U.S. stocks slid on Friday after JPMorgan Chase & Co reported deep fourth-quarter loan losses and raised concerns about bank profits.
Following a poor retail sales report earlier in the week, a weaker-than-expected Reuters/University of Michigan Surveys of Consumers for early January hurt shares as consumer unease grew about incomes and unemployment.
The first round of major quarterly earnings reports this week has been mixed, leaving investors uncertain about whether stocks can build on strong gains since March 2009. The Dow and S&P 500 hit their highest levels in more than 15 months on Thursday.
Because JPMorgan is a bellwether and a very well-managed company, it definitely makes me pessimistic about the upcoming results from the sector, said Alan Lancz, president at Alan B. Lancz & Associates in Toledo, Ohio.
Other large banks also fell, including Bank of America Corp
The Dow Jones industrial average <.DJI> dropped 100.90 points, or 0.94 percent, to 10,609.65. The Standard & Poor's 500 Index <.SPX> fell 12.43 points, or 1.08 percent, to 1,136.03. The Nasdaq Composite Index <.IXIC> lost 28.75 points, or 1.24 percent, to 2,287.99.
For the week, the Dow ended down 0.1 percent, the S&P fell 0.8 percent and the Nasdaq fell 1.3 percent.
Intel shares fell 3.2 percent to $20.80 on Friday on what analysts said was profit-taking while a semiconductor index <.SOXX> tumbled 3.4 percent.
Other data on Friday showed U.S. consumer prices rose modestly while industrial output rose, suggesting the economy was growing but not generating enough inflation to trouble the Federal Reserve.
The CBOE Volatility Index <.VIX>, which can forecast risk, rose by nearly 7 percent at one point as expiration of January options approached.
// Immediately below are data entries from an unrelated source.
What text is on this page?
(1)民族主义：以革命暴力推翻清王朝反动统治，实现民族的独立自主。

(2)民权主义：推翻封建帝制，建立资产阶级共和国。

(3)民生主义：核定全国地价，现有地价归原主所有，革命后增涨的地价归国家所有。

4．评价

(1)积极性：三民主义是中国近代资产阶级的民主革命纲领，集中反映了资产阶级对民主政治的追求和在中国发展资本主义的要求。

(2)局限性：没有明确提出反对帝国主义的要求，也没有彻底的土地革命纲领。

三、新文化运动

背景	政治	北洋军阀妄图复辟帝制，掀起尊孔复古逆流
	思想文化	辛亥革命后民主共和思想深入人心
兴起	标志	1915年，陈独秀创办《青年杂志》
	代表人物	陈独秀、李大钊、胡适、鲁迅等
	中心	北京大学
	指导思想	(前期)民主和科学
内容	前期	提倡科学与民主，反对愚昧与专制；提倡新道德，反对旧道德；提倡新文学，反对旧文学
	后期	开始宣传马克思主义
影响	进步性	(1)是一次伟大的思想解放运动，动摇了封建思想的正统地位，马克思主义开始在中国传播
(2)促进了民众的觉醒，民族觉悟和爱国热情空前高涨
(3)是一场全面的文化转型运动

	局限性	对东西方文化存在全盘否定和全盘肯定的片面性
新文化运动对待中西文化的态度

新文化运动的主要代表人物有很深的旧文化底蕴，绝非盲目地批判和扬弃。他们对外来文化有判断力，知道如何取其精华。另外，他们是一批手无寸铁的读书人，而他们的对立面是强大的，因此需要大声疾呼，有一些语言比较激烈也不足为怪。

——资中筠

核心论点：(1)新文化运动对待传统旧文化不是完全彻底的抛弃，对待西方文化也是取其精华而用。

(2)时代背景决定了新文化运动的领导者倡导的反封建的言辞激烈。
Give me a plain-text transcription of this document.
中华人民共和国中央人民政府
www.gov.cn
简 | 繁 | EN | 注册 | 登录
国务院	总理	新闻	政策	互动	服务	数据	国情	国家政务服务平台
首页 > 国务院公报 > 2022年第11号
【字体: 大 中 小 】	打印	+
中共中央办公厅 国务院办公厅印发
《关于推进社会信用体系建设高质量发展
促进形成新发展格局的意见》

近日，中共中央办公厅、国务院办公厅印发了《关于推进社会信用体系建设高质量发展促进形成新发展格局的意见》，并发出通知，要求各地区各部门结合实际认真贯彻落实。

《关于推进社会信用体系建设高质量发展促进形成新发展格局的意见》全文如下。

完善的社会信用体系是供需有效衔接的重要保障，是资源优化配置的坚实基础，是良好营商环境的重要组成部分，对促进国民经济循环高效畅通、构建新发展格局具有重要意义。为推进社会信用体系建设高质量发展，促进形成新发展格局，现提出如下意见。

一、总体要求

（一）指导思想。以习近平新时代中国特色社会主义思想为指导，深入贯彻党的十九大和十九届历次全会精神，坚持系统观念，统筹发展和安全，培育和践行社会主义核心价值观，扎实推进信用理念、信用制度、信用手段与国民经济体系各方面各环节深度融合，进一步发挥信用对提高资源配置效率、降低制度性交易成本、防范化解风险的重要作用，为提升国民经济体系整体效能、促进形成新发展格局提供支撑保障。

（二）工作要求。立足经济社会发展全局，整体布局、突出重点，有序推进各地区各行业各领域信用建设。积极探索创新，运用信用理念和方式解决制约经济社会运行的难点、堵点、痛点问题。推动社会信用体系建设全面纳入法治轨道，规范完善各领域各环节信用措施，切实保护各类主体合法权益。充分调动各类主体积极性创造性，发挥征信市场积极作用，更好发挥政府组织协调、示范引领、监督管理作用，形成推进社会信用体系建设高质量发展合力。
An analyst said the expiration had a downward influence on prices.
On the New York Stock Exchange 1.41 billion shares changed hands, below last year's estimated daily average of 2.18 billion. On the Nasdaq, about 2.63 billion shares traded, above last year's daily average of 1.63 billion.
Declining stocks outnumbered advancing ones on the NYSE by a ratio of about 11 to 5, while on the Nasdaq nearly 7 stocks fell for every 5 that rose.